North Korea launched a long-range rocket Sunday morning local time, according to South Korea's defense ministry. Pyongyang had informed the United Nations International Maritime Organization that it planned to fire a rocket into orbit sometime between February 7 and 14.
The South Korean defense ministry says the rocket was fired from North Korea's Sohae launch site. So far, there has been no damage to boats or planes, according to South Korea's Oceans and Fisheries and Land and Transport ministries.
"We condemn today's launch and North Korea's determination to prioritize its missile and nuclear weapons programs over the well-being of its people, whose struggles only intensify with North Korea's diversion of scarce resources to such destabilizing activities," U.S. National Security Adviser Susan Rice said in a statement.
She called the launch a "flagrant violation of multiple United Nations Security Council resolutions."
The U.S., Japan and South Korea have requested an emergency meeting of the U.N. Security Council on Sunday.
North Korea describes the launch as part of its space program: a rocket carrying an earth observation satellite into orbit. But many governments regard the launch as a concealed long-range ballistic missile test.
The launch follows a Jan. 6 nuclear test that violated U.N. Security Council resolutions. That test — which North Korea called a "hydrogen bomb" test, a claim experts are skeptical of — raised tensions in the region and prompted widespread criticism from the international community.
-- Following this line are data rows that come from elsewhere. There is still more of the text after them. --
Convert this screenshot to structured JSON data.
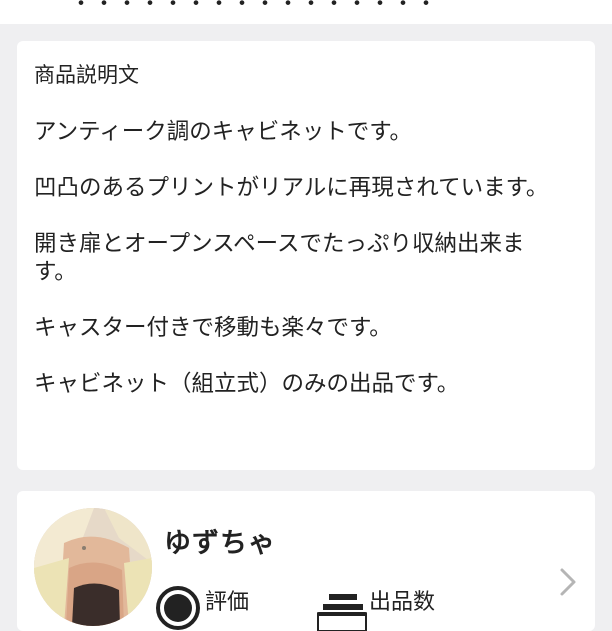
{
  "top_card": {
    "partial_text": "・・・・・・・・・・・・・・・・"
  },
  "description": {
    "heading": "商品説明文",
    "paragraphs": [
      "アンティーク調のキャビネットです。",
      "凹凸のあるプリントがリアルに再現されています。",
      "開き扉とオープンスペースでたっぷり収納出来ます。",
      "キャスター付きで移動も楽々です。",
      "キャビネット（組立式）のみの出品です。"
    ]
  },
  "seller": {
    "name": "ゆずちゃ",
    "rating_label": "評価",
    "listings_label": "出品数",
    "rating_icon": "rating-circle-icon",
    "listings_icon": "listings-box-icon",
    "chevron_icon": "chevron-right-icon"
  },
  "colors": {
    "background": "#efeff1",
    "card": "#ffffff",
    "text": "#222222",
    "chevron": "#b5b5b5"
  }
}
"But now nearly a month later, disagreement between China and the U.S. has held up a U.N. resolution to condemn the January test," Elise says.
At the time, NPR's Scott Neuman explained that the successful test indicated North Korea was closer to possessing a nuclear missile that could threaten large swathes of the world, but didn't mean Pyongyang was all the way there:
"North Korea's successful rocket launch may conjure up visions of nuclear missiles in the hands of one of the planet's least predictable regimes. But building a satellite launch vehicle doesn't directly translate into an ability to rain warheads on distant enemies.
"Pyongyang still faces major obstacles before it can claim to possess reliable, nuclear-tipped intercontinental ballistic missiles capable of hitting its Asian neighborhood and much of the Pacific basin, including Alaska. ... While North Korea might have the reach, it still faces the problem of perfecting a nuclear warhead — a much larger obstacle than simply exploding a nuclear device."
But while the engineering challenges are substantial, several experts told NPR it was a mistake to underestimate the potential threat posed by North Korean technology.
"Relying on them to fail is not a great plan," defense expert Thomas Donnelly told NPR in in 2012. "They are trodding a path that many nations have trod before."